In her Dairy 101 column, Karen Trebilcock gave a rundown on wages, asking “are you ready for the minimum wage change?”

Far from being an April Fool’s joke, it was the start of the financial year for many businesses, but not farmers.

If you’re a farm owner with sharemilkers or contract milkers you may think it won’t affect you but it does. The profitability of their business, and so yours, just took a hit.

Back in 2015 the minimum wage was $14.25. That’s about a 40% increase if my maths is right. For farm staff, employees must be paid at least the minimum wage for every hour they work on farm whether they are employed on an hourly rate or on a salary and it can’t be averaged out over a season. If you pay weekly it has to be weekly, if you pay fortnightly it has to be fortnightly but if you pay monthly it still has to be for a fortnight. Two weeks is the most you can average the hours out over.

If you have employed a staff member on a salary, the number of hours they can work for that salary have now been reduced.

Someone on $40,000/year can now only work 38 hours a week, on $50,000/year they can work 48 hours a week.

If they work more hours than that then you have to pay them more.

And no, you can’t give them a load of firewood or some meat in the freezer to compensate for a late night milking because the power was out.

The minimum wage has to be paid in real money.

 

Deductions and breaks

Such things as housing, firewood and meat can be deducted from the wages if the employee agrees to it first and it has to be recorded separately on the employment contract. It also has tax implications so always talk to your accountant about it.

As an employer, you must keep accurate records of hours worked per week, wages paid and leave taken to show you are doing everything right.

If an employee is lax about giving you their hours then put a system in place to make sure it gets done every time correctly so there is no come back on you later.

And this includes breaks – don’t forget the 10 minute paid break after more than two hours has been worked. If milking takes two and a half hours you have to pay your relief milkers two hours and 40 minutes for it. If the pay is a set amount it must be at least $53.34 for that two hours and forty minutes to meet the minimum wage requirements.

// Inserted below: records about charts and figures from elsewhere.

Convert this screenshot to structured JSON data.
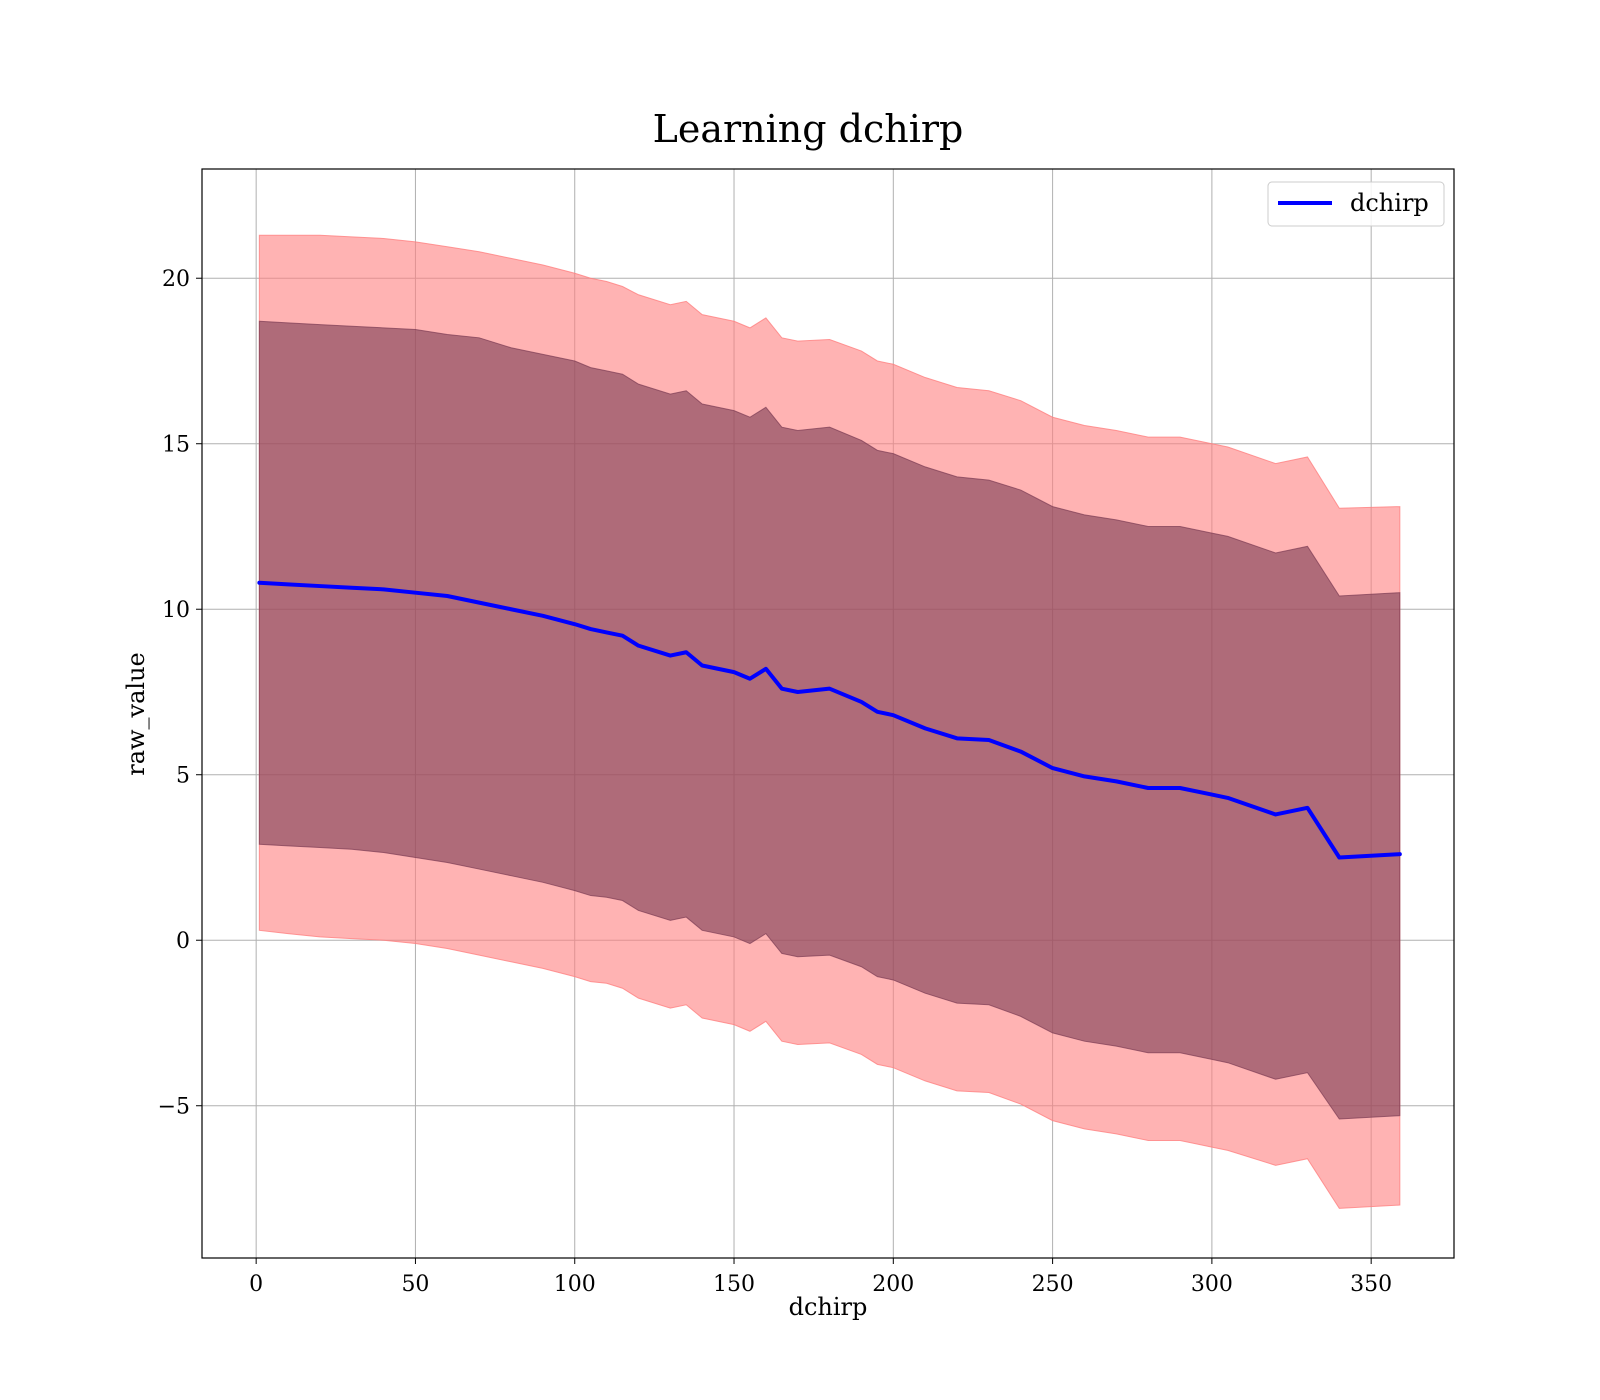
{
  "chart_data": {
    "type": "line",
    "title": "Learning dchirp",
    "xlabel": "dchirp",
    "ylabel": "raw_value",
    "xlim": [
      -17,
      376
    ],
    "ylim": [
      -9.6,
      23.3
    ],
    "x_ticks": [
      0,
      50,
      100,
      150,
      200,
      250,
      300,
      350
    ],
    "y_ticks": [
      -5,
      0,
      5,
      10,
      15,
      20
    ],
    "y_tick_labels": [
      "−5",
      "0",
      "5",
      "10",
      "15",
      "20"
    ],
    "grid": true,
    "legend_position": "top-right",
    "colors": {
      "line": "#0000ff",
      "outer_band": "#ff8080",
      "outer_band_opacity": 0.6,
      "inner_band": "#7a3a52",
      "inner_band_opacity": 0.6
    },
    "series": [
      {
        "name": "dchirp",
        "x": [
          1,
          10,
          20,
          30,
          40,
          50,
          60,
          70,
          80,
          90,
          100,
          105,
          110,
          115,
          120,
          130,
          135,
          140,
          150,
          155,
          160,
          165,
          170,
          180,
          190,
          195,
          200,
          210,
          220,
          230,
          240,
          250,
          260,
          270,
          280,
          290,
          300,
          305,
          320,
          330,
          340,
          359
        ],
        "y": [
          10.8,
          10.75,
          10.7,
          10.65,
          10.6,
          10.5,
          10.4,
          10.2,
          10.0,
          9.8,
          9.55,
          9.4,
          9.3,
          9.2,
          8.9,
          8.6,
          8.7,
          8.3,
          8.1,
          7.9,
          8.2,
          7.6,
          7.5,
          7.6,
          7.2,
          6.9,
          6.8,
          6.4,
          6.1,
          6.05,
          5.7,
          5.2,
          4.95,
          4.8,
          4.6,
          4.6,
          4.4,
          4.3,
          3.8,
          4.0,
          2.5,
          2.6
        ],
        "inner_band": {
          "lower": [
            2.9,
            2.85,
            2.8,
            2.75,
            2.65,
            2.5,
            2.35,
            2.15,
            1.95,
            1.75,
            1.5,
            1.35,
            1.3,
            1.2,
            0.9,
            0.6,
            0.7,
            0.3,
            0.1,
            -0.1,
            0.2,
            -0.4,
            -0.5,
            -0.45,
            -0.8,
            -1.1,
            -1.2,
            -1.6,
            -1.9,
            -1.95,
            -2.3,
            -2.8,
            -3.05,
            -3.2,
            -3.4,
            -3.4,
            -3.6,
            -3.7,
            -4.2,
            -4.0,
            -5.4,
            -5.3
          ],
          "upper": [
            18.7,
            18.65,
            18.6,
            18.55,
            18.5,
            18.45,
            18.3,
            18.2,
            17.9,
            17.7,
            17.5,
            17.3,
            17.2,
            17.1,
            16.8,
            16.5,
            16.6,
            16.2,
            16.0,
            15.8,
            16.1,
            15.5,
            15.4,
            15.5,
            15.1,
            14.8,
            14.7,
            14.3,
            14.0,
            13.9,
            13.6,
            13.1,
            12.85,
            12.7,
            12.5,
            12.5,
            12.3,
            12.2,
            11.7,
            11.9,
            10.4,
            10.5
          ]
        },
        "outer_band": {
          "lower": [
            0.3,
            0.2,
            0.1,
            0.05,
            0.0,
            -0.1,
            -0.25,
            -0.45,
            -0.65,
            -0.85,
            -1.1,
            -1.25,
            -1.3,
            -1.45,
            -1.75,
            -2.05,
            -1.95,
            -2.35,
            -2.55,
            -2.75,
            -2.45,
            -3.05,
            -3.15,
            -3.1,
            -3.45,
            -3.75,
            -3.85,
            -4.25,
            -4.55,
            -4.6,
            -4.95,
            -5.45,
            -5.7,
            -5.85,
            -6.05,
            -6.05,
            -6.25,
            -6.35,
            -6.8,
            -6.6,
            -8.1,
            -8.0
          ],
          "upper": [
            21.3,
            21.3,
            21.3,
            21.25,
            21.2,
            21.1,
            20.95,
            20.8,
            20.6,
            20.4,
            20.15,
            20.0,
            19.9,
            19.75,
            19.5,
            19.2,
            19.3,
            18.9,
            18.7,
            18.5,
            18.8,
            18.2,
            18.1,
            18.15,
            17.8,
            17.5,
            17.4,
            17.0,
            16.7,
            16.6,
            16.3,
            15.8,
            15.55,
            15.4,
            15.2,
            15.2,
            15.0,
            14.9,
            14.4,
            14.6,
            13.05,
            13.1
          ]
        }
      }
    ]
  }
}
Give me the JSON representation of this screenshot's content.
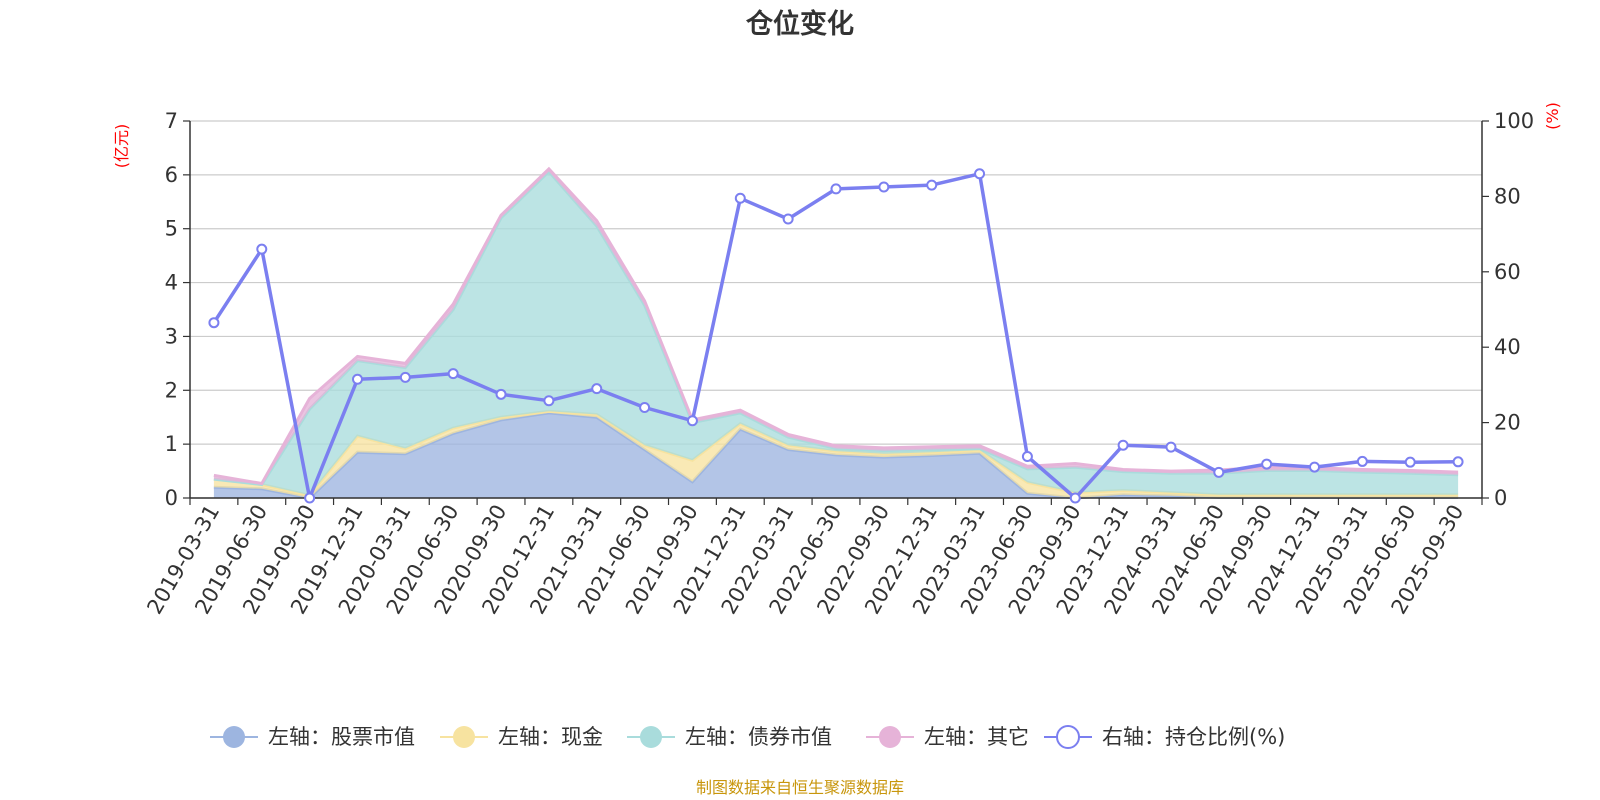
{
  "chart_data": {
    "type": "area",
    "title": "仓位变化",
    "left_axis_unit": "(亿元)",
    "right_axis_unit": "(%)",
    "left_ylim": [
      0,
      7
    ],
    "left_ticks": [
      "0",
      "1",
      "2",
      "3",
      "4",
      "5",
      "6",
      "7"
    ],
    "right_ylim": [
      0,
      100
    ],
    "right_ticks": [
      "0",
      "20",
      "40",
      "60",
      "80",
      "100"
    ],
    "categories": [
      "2019-03-31",
      "2019-06-30",
      "2019-09-30",
      "2019-12-31",
      "2020-03-31",
      "2020-06-30",
      "2020-09-30",
      "2020-12-31",
      "2021-03-31",
      "2021-06-30",
      "2021-09-30",
      "2021-12-31",
      "2022-03-31",
      "2022-06-30",
      "2022-09-30",
      "2022-12-31",
      "2023-03-31",
      "2023-06-30",
      "2023-09-30",
      "2023-12-31",
      "2024-03-31",
      "2024-06-30",
      "2024-09-30",
      "2024-12-31",
      "2025-03-31",
      "2025-06-30",
      "2025-09-30"
    ],
    "stacked_series": [
      {
        "name": "左轴：股票市值",
        "axis": "left",
        "color": "#9db5e0",
        "values": [
          0.2,
          0.17,
          0.0,
          0.85,
          0.82,
          1.2,
          1.45,
          1.58,
          1.5,
          0.9,
          0.3,
          1.28,
          0.9,
          0.8,
          0.76,
          0.79,
          0.83,
          0.09,
          0.0,
          0.06,
          0.04,
          0.01,
          0.01,
          0.01,
          0.01,
          0.01,
          0.01
        ]
      },
      {
        "name": "左轴：现金",
        "axis": "left",
        "color": "#f7e3a0",
        "values": [
          0.15,
          0.08,
          0.05,
          0.3,
          0.1,
          0.1,
          0.05,
          0.03,
          0.05,
          0.08,
          0.4,
          0.1,
          0.08,
          0.07,
          0.06,
          0.06,
          0.06,
          0.2,
          0.1,
          0.08,
          0.06,
          0.05,
          0.05,
          0.05,
          0.05,
          0.05,
          0.05
        ]
      },
      {
        "name": "左轴：债券市值",
        "axis": "left",
        "color": "#a9dcdc",
        "values": [
          0.0,
          0.0,
          1.6,
          1.4,
          1.5,
          2.2,
          3.7,
          4.45,
          3.5,
          2.6,
          0.7,
          0.2,
          0.15,
          0.05,
          0.06,
          0.05,
          0.03,
          0.25,
          0.47,
          0.35,
          0.36,
          0.4,
          0.45,
          0.45,
          0.42,
          0.4,
          0.37
        ]
      },
      {
        "name": "左轴：其它",
        "axis": "left",
        "color": "#e6b3d8",
        "values": [
          0.07,
          0.02,
          0.2,
          0.08,
          0.08,
          0.1,
          0.05,
          0.05,
          0.1,
          0.08,
          0.05,
          0.05,
          0.05,
          0.05,
          0.05,
          0.05,
          0.05,
          0.05,
          0.07,
          0.04,
          0.04,
          0.06,
          0.06,
          0.05,
          0.05,
          0.05,
          0.05
        ]
      }
    ],
    "line_series": {
      "name": "右轴：持仓比例(%)",
      "axis": "right",
      "color": "#7b7ff0",
      "values": [
        46.5,
        66.0,
        0.0,
        31.5,
        32.0,
        33.0,
        27.5,
        25.8,
        29.0,
        24.0,
        20.5,
        79.5,
        74.0,
        82.0,
        82.5,
        83.0,
        86.0,
        11.0,
        0.0,
        14.0,
        13.5,
        6.8,
        9.0,
        8.2,
        9.7,
        9.5,
        9.6
      ]
    },
    "legend_position": "bottom",
    "grid": true
  },
  "footer": {
    "source": "制图数据来自恒生聚源数据库"
  }
}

I know it’s only 10 minutes for a break you hardly ever take but during a season it adds up, as does a possible legal bill if you ignore it.

There are a few groups of people who don’t need to be paid the minimum wage.

The first is under 16 year olds. You can pay them what you like but if they’re doing the same job as older employees on the farm and are doing it just as well maybe you should consider paying them the same.

If you were their parents you would want that, and 15 year olds are usually getting ready to buy their first car, save for tertiary education and might even want to buy the calves you don’t want. Giving them a step up will always be remembered.

The second group is those aged 16 and 17 who have not worked for a continuous six months for you.

The minimum wage rate, called the starting out minimum wage, for them is $16/hour. It also applies to 18 and 19 year olds who have come off a benefit.

Six months continuous work means simply they must have worked for you for six months, regardless of the hours.

If they have worked for someone else for six months and then come to you, they are back on the starting out minimum wage all over again. Unless, of course, you recognise they know what they’re doing and you want to keep them around and not have the neighbour entice them away with better pay.

“…you can’t give them a load of firewood or some meat in the freezer to compensate for a late night milking because the power was out.” 

But there is another minimum pay on farms as well – for migrant workers.

If you have an employee onfarm under a Skilled Migrant Category Resident Visa (skill level 1 -3) they must be paid a

minimum of $25.50/hour or equivalent annual salary. If they work 40 hours per week that’s a salary of $53,040 per year.

Whatever you pay in wages over the minimum wage should reflect the employee’s skill level including qualifications and years working on farms.

It has to be good enough to attract workers away from off-farm jobs which usually have day-time hours and all weekends off.

Living the good life onfarm is not enough.

Milking cows is long hours and the work is often physically and mentally exhausting.

As well, we don’t want a generation of farm staff who are only ever paid wages. If they are paid well enough so they can save, then they can start out as contract milkers and build their own businesses and pay their own employees.

But the minimum wage is not just about how much to pay your staff. It also sets a benchmark for business owners as well.

If contract milkers and sharemilkers are not being compensated at least the minimum wage for the long hours they work, both on the farm and in the office, through their business profit then they might think twice about doing it.

Sure they are gaining through their stock and write offs due to being in business plus they get to be their own boss, but there is nothing that quite deflates the ego as much as when you realise you would be better off on wages.

This is something all farm owners need to think about.